The amendments create a situation in which it is clear that Parliament wishes to remain sitting until after 31 October and will thus both lessen the chance of any attempt at prorogation and arguably make any advice to the Queen to prorogue a judiciable matter that could be challenged by the Court.
One must remember, of course, that any court challenge will take time and that is precisely what will be lacking come September.
Should prorogation actually take place, one startling option has been suggested under which opposition MPs, rebel Conservative MPs and the Speaker simply continue to turn up and act as if Parliament is still in session. Quite what legal status any action taken by such a Parliament would have is an open and interesting question.
However, the chances of having to answer it are slim as the Northern Ireland Executive (Formation) Act, as well as the political controversy and constitutional dubiousness of prorogation mean that it is unlikely to happen.
It is pretty certain that groups of worried MPs will spend a fair amount of time over the summer recess contemplating how they can seek to prevent a no-deal Brexit should that eventuality appear to be about to crystallise.

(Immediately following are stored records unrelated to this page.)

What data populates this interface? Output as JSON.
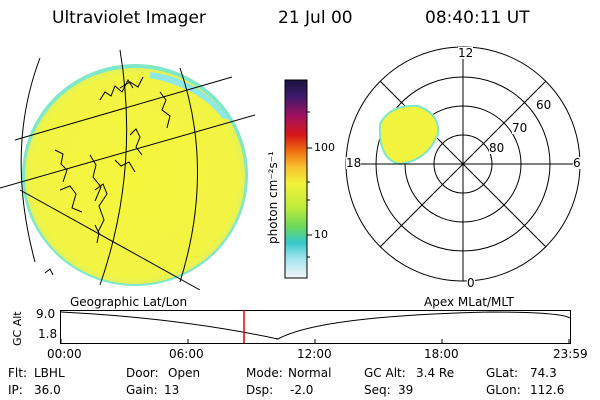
{
  "header": {
    "instrument": "Ultraviolet Imager",
    "date": "21 Jul 00",
    "time": "08:40:11 UT"
  },
  "colorbar": {
    "label": "photon cm⁻²s⁻¹",
    "ticks": [
      "100",
      "10"
    ]
  },
  "polar_plot": {
    "mlt_labels": {
      "top": "12",
      "left": "18",
      "right": "6",
      "bottom": "0"
    },
    "lat_labels": [
      "60",
      "70",
      "80"
    ]
  },
  "timeline": {
    "left_title": "Geographic Lat/Lon",
    "right_title": "Apex MLat/MLT",
    "y_axis_label": "GC Alt",
    "y_ticks": [
      "9.0",
      "1.8"
    ],
    "x_ticks": [
      "00:00",
      "06:00",
      "12:00",
      "18:00",
      "23:59"
    ]
  },
  "status": {
    "row1": [
      {
        "key": "Flt:",
        "value": "LBHL"
      },
      {
        "key": "Door:",
        "value": "Open"
      },
      {
        "key": "Mode:",
        "value": "Normal"
      },
      {
        "key": "GC Alt:",
        "value": "3.4 Re"
      },
      {
        "key": "GLat:",
        "value": "74.3"
      }
    ],
    "row2": [
      {
        "key": "IP:",
        "value": "36.0"
      },
      {
        "key": "Gain:",
        "value": "13"
      },
      {
        "key": "Dsp:",
        "value": "-2.0"
      },
      {
        "key": "Seq:",
        "value": "39"
      },
      {
        "key": "GLon:",
        "value": "112.6"
      }
    ]
  },
  "colors": {
    "disk_fill": "#f4f53a",
    "disk_edge": "#c8f07a",
    "edge_cyan": "#7fe8c8",
    "cursor": "#e00000"
  }
}
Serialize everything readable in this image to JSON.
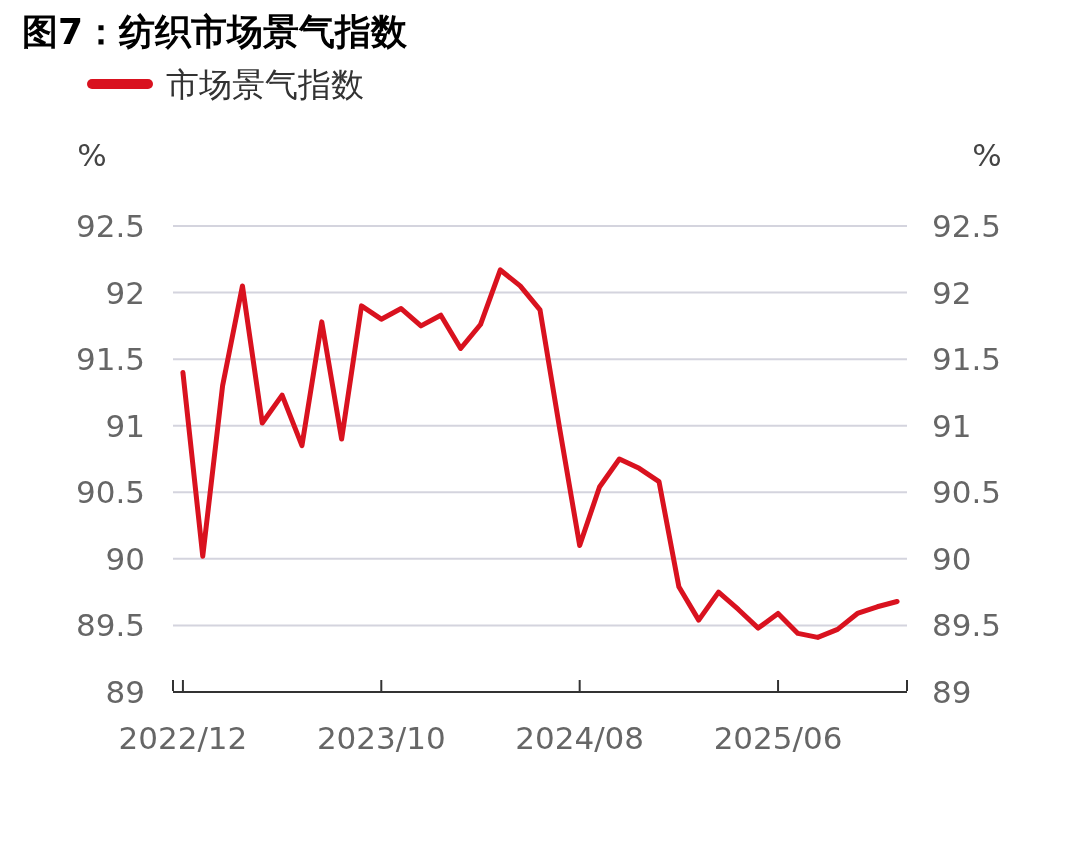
{
  "chart_data": {
    "type": "line",
    "title": "图7：纺织市场景气指数",
    "ylabel": "%",
    "y2label": "%",
    "categories": [
      "2022/12",
      null,
      null,
      null,
      null,
      null,
      null,
      null,
      null,
      null,
      "2023/10",
      null,
      null,
      null,
      null,
      null,
      null,
      null,
      null,
      null,
      "2024/08",
      null,
      null,
      null,
      null,
      null,
      null,
      null,
      null,
      null,
      "2025/06",
      null,
      null,
      null,
      null,
      null,
      null
    ],
    "series": [
      {
        "name": "市场景气指数",
        "color": "#d9121f",
        "values": [
          91.4,
          90.02,
          91.3,
          92.05,
          91.02,
          91.23,
          90.85,
          91.78,
          90.9,
          91.9,
          91.8,
          91.88,
          91.75,
          91.83,
          91.58,
          91.76,
          92.17,
          92.05,
          91.87,
          90.97,
          90.1,
          90.54,
          90.75,
          90.68,
          90.58,
          89.79,
          89.54,
          89.75,
          89.62,
          89.48,
          89.59,
          89.44,
          89.41,
          89.47,
          89.59,
          89.64,
          89.68
        ]
      }
    ],
    "ylim": [
      89,
      92.5
    ],
    "yticks": [
      89,
      89.5,
      90,
      90.5,
      91,
      91.5,
      92,
      92.5
    ],
    "y2lim": [
      89,
      92.5
    ],
    "y2ticks": [
      89,
      89.5,
      90,
      90.5,
      91,
      91.5,
      92,
      92.5
    ],
    "grid": "y",
    "legend": "top left"
  }
}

At this point, it looks like prorogation is probably off the table, so MPs will not be robbed of an opportunity to take action should they wish to.
The position is that the only certain way to do so is to pass legislation requiring the government to either request an extension to the Article 50 timeline or revoke the Article 50 notification. The latter is politically unthinkable at this point so, in practical terms, MPs will be seeking to prevent a no-deal Brexit through an extension.
If a means to pass such legislation cannot be found then the nuclear option is to bring down the government through a no confidence vote in time for any new government to request an extension.
However that still leaves the same question that has remained unanswered since 31 March - an extension to do what?